Dès 1969, devant la réforme de la sainte Messe et face à la messe de Paul VI, il prit tout de suite la défense de la messe tridentine, sans hésitation parce qu’elle était une coutume immémoriale de l’Eglise. Il fut un ardent diffuseur du « Bref Examen Critique », le publia de nombreuses fois. C’est un recueil de critiques d’un groupe de théologiens et de pasteurs, de la nouvelle messe. Le cardinal Ottaviani accepta de le présenter au Pape Paul VI.
C’est alors qu’il soutint tout naturellement l’œuvre de Mgr Lefebvre, son séminaire, parce que là se formaient des prêtres qui, leur vie durant, diraient la messe de saint Pie V.
Devant la carence de l’épiscopat français dans la diffusion de la vérité, il prit la responsabilité de rééditer et de diffuser en France et de part le monde le catéchisme du Saint Concile de Trente. Il en recommanda l’étude. Que de familles françaises firent l’acquisition de ce catéchisme et l’étudièrent.
Lorsque Mgr Lefebvre fut attaqué par le Vatican après sa déclaration du 21 novembre 1974, Madiran, prit sa défense, commenta ce texte, l’expliqua et le diffusa lui aussi tel quel, alors que beaucoup voulaient lui le faire modifier. « Avec ce texte, disait-on, il a signé sa propre condamnation ». Ce n’était pas faux ! Mais faut-il taire la vérité quand elle est en danger. Mgr Lefebvre ne le pensa pas. Madiran eut l’honneur de diffuser dans Itinéraires et de commenter des années durant et avec quelle science, tous les documents échangés entre le Vatican et Mgr Lefebvre. Sous ce rapport, Itinéraires reste une mine de documents et de commentaires très heureux qu’il faut lire pour bien comprendre le drame qui se préparait entre Rome et Mgr Lefebvre. Qui voudra préparer une thèse d’histoire sur cette période ne pourra pas ignorer les analyses de Jean Madiran.
C’est en cette même période, un peu avant, c’est dire son acquitté intellectuel, qu’il diffusa sa « Lettre à Paul VI », le 27 octobre 1972. Il l’intitula « Réclamation au Saint Père ». Ce fut aussi l’objet d’un livre qu’il publia un peu plus tard en 1974, aux « Nouvelles Editions Latines ».

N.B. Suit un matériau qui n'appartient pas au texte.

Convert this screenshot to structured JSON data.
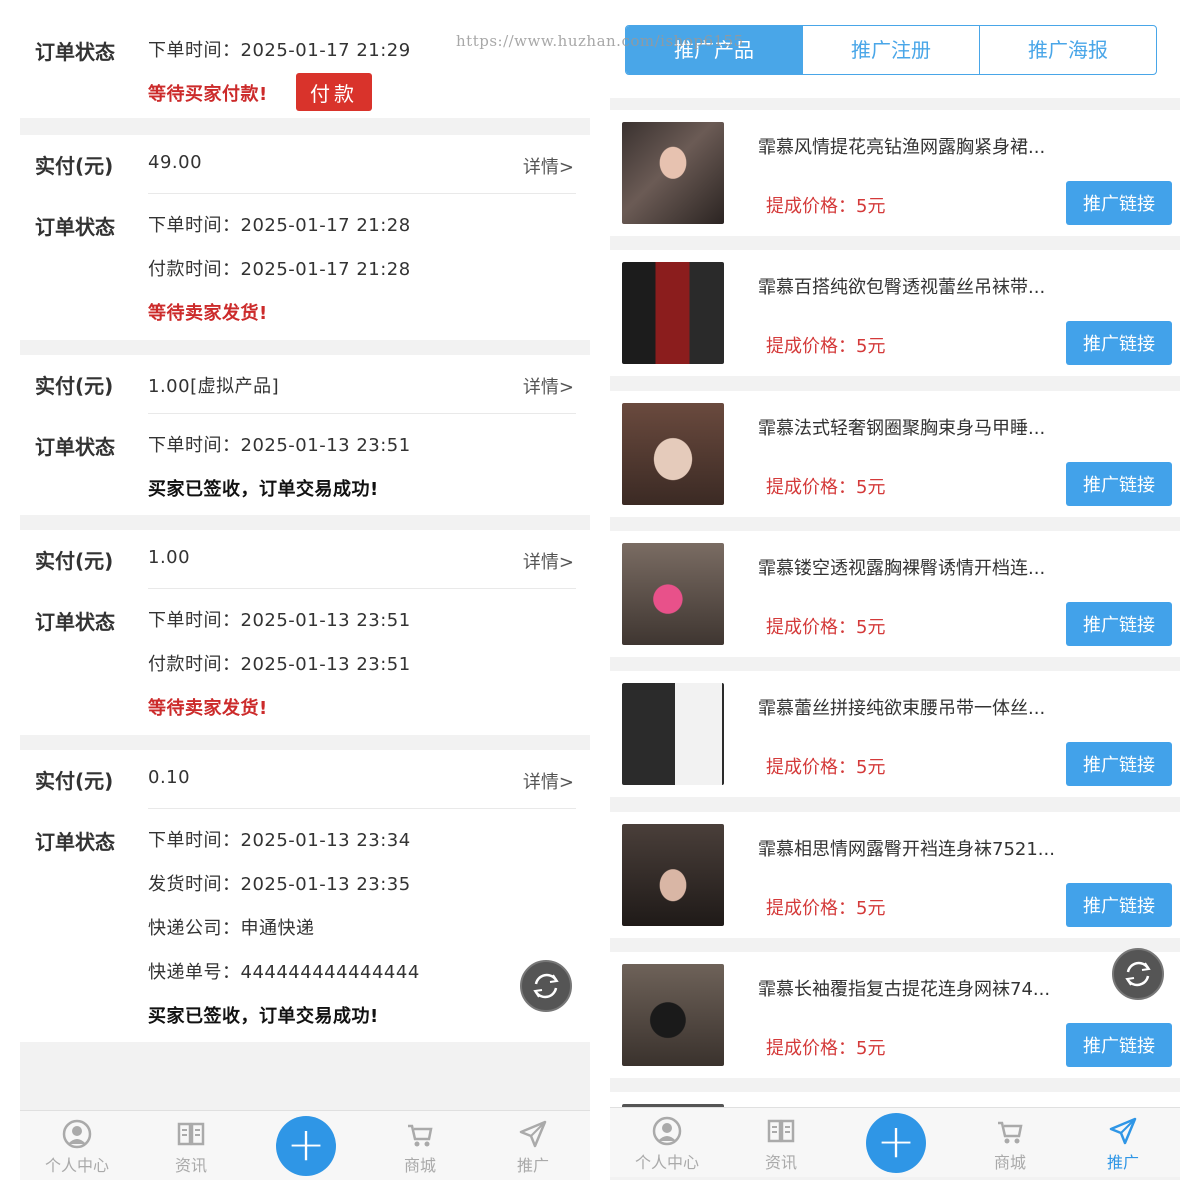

« Très Saint Père, Redonnez-nous l’Ecriture le catéchisme, et la messe. Nous en sommes de plus en plus privés par une bureaucratie collégiale, despotique et impie qui prétend à tort ou à raison, mais qui prétend sans être démentie, s’imposer au nom de Vatican II et de Paul VI.
« Rendez nous la messe catholique traditionnelle, latine et grégorienne selon le Missel romain de saint Pie V. Vous laissez dire que vous l’auriez interdite. Mais aucun pontife ne pourrait, sans abus de pouvoir, frapper d’interdiction le rite millénaire de l’Eglise catholique, canonisée par le Concile de Trente. L’obéissance à Dieu et à l’Eglise serait de résister à un tel abus de pouvoir, s’il s’était effectivement produit, et non pas de le subir en silence. Très Saint Père, que ce soit par vous ou sans vous que nous ayons été, chaque jour davantage sous votre pontificat, privés de la messe traditionnelle, il n’importe. L’important est que vous, qui pouvez nous la rendre, nous la rendiez. Nous vous la réclamons ».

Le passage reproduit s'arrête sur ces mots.